The Rajasthan government runs a scheme called the Kantedar Tarbandi Yojana — which translates simply as the Barbed Wire Fencing Scheme. It was launched in July 2017 by the state’s Agriculture Department, and its purpose is straightforward: help small and marginal farmers put a proper fence around their fields so that stray animals cannot get in and destroy their crops. Under this scheme, the government covers 50 percent of the total cost of putting up a barbed wire fence around your farmland. The maximum amount you can receive is Rs 40,000, and that covers fencing up to 400 running metres of boundary.
So if fencing your entire field costs Rs 60,000, the government pays Rs 30,000 and you pay the rest. If it costs Rs 80,000 or more, the government’s share is capped at Rs 40,000 — but that is still a significant amount of money for a small farmer.The logic is simple. A proper fence is a one-time investment that protects your crop season after season. Without it, you are gambling every harvest against the movement of animals you have no control over.

Who Can Apply and What Documents Do You Need?
The scheme has different eligibility conditions depending on whether you are applying alone or as part of a group.
If you are applying as an individual farmer, you need at least 1.5 hectares of agricultural land in a single contiguous location. If your land falls in a Scheduled Tribe area, the minimum requirement drops to just 0.5 hectares — making the scheme more accessible in tribal regions of Rajasthan. For farmers who want to apply together as a group, at least 10 farmers need to come together with a combined landholding of more than 5 hectares.
The paperwork is fairly minimal. You will need your Aadhaar card, your Jan Aadhaar card, a copy of your Jamabandi — your land ownership record — not older than six months, and your bank account passbook. That is it. No long list of certificates or approvals needed upfront.

 
 

How to Apply
You can apply either online through the RajKisan portal or by walking into your nearest e-Mitra centre if you are not comfortable filling out forms on a computer. Both routes work equally well. If you are applying online, go to the RajKisan Saathi portal, log in and click on the RAJ-KISAN option. Under the Farmer section, select Application Entry Request. Enter your Bhamashah ID or Janaadhaar ID and search for your details. Select your name and the scheme name, complete the Aadhaar authentication, fill in your bank details and other required information, upload your documents and hit submit. You will receive an online receipt confirming your application has gone through.
If this feels like too many steps, the e-Mitra centre is the easier option. Just carry your documents and the person at the counter will handle the rest.
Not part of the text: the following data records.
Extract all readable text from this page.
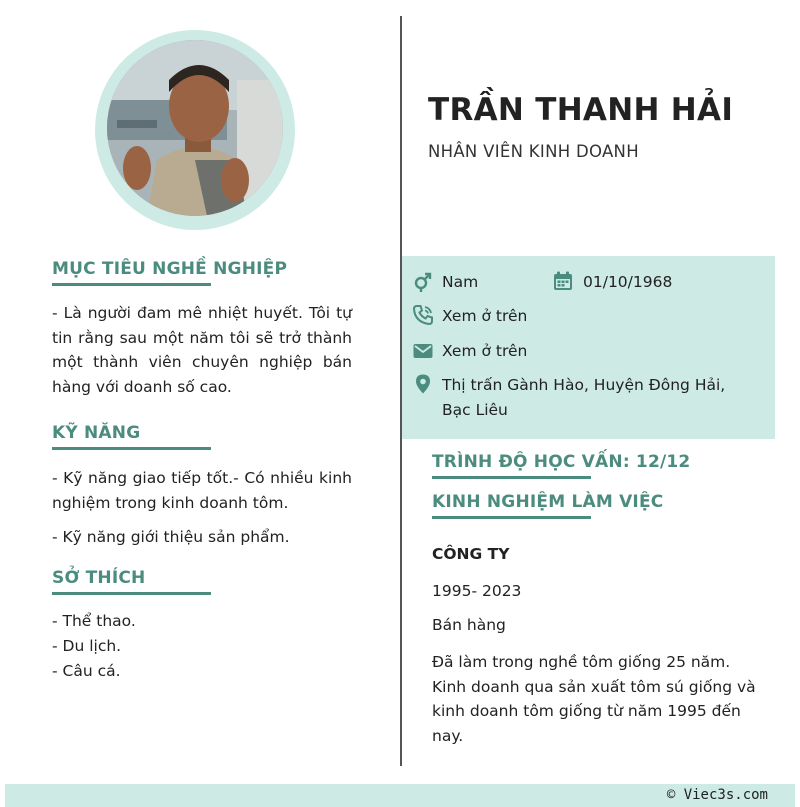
MỤC TIÊU NGHỀ NGHIỆP
- Là người đam mê nhiệt huyết. Tôi tự tin rằng sau một năm tôi sẽ trở thành một thành viên chuyên nghiệp bán hàng với doanh số cao.
KỸ NĂNG
- Kỹ năng giao tiếp tốt.- Có nhiều kinh nghiệm trong kinh doanh tôm.
- Kỹ năng giới thiệu sản phẩm.
SỞ THÍCH
- Thể thao.
- Du lịch.
- Câu cá.
TRẦN THANH HẢI
NHÂN VIÊN KINH DOANH
Nam	01/10/1968
Xem ở trên
Xem ở trên
Thị trấn Gành Hào, Huyện Đông Hải,
Bạc Liêu
TRÌNH ĐỘ HỌC VẤN: 12/12
KINH NGHIỆM LÀM VIỆC
CÔNG TY
1995- 2023
Bán hàng
Đã làm trong nghề tôm giống 25 năm. Kinh doanh qua sản xuất tôm sú giống và kinh doanh tôm giống từ năm 1995 đến nay.
© Viec3s.com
Why This Scheme Deserves More Attention
Most government farming schemes focus on seeds, fertilisers, or loans. This one focuses on something more fundamental — protecting what you have already grown.
A farmer can have the best seeds, the right amount of water, and a good monsoon — and still lose everything in two nights because a herd of nilgai found its way into the field. It happens across Rajasthan every year, and it hits hardest the farmers who can least afford the loss.
A barbed wire fence is not glamorous. It does not make headlines the way loan waivers do. But for a farmer who has spent four months tending a wheat crop, a fence is the difference between taking something to market and going home empty-handed. The government paying half the cost of that fence is genuinely useful support. The real problem is awareness — many eligible farmers in rural Rajasthan have simply never heard of this scheme.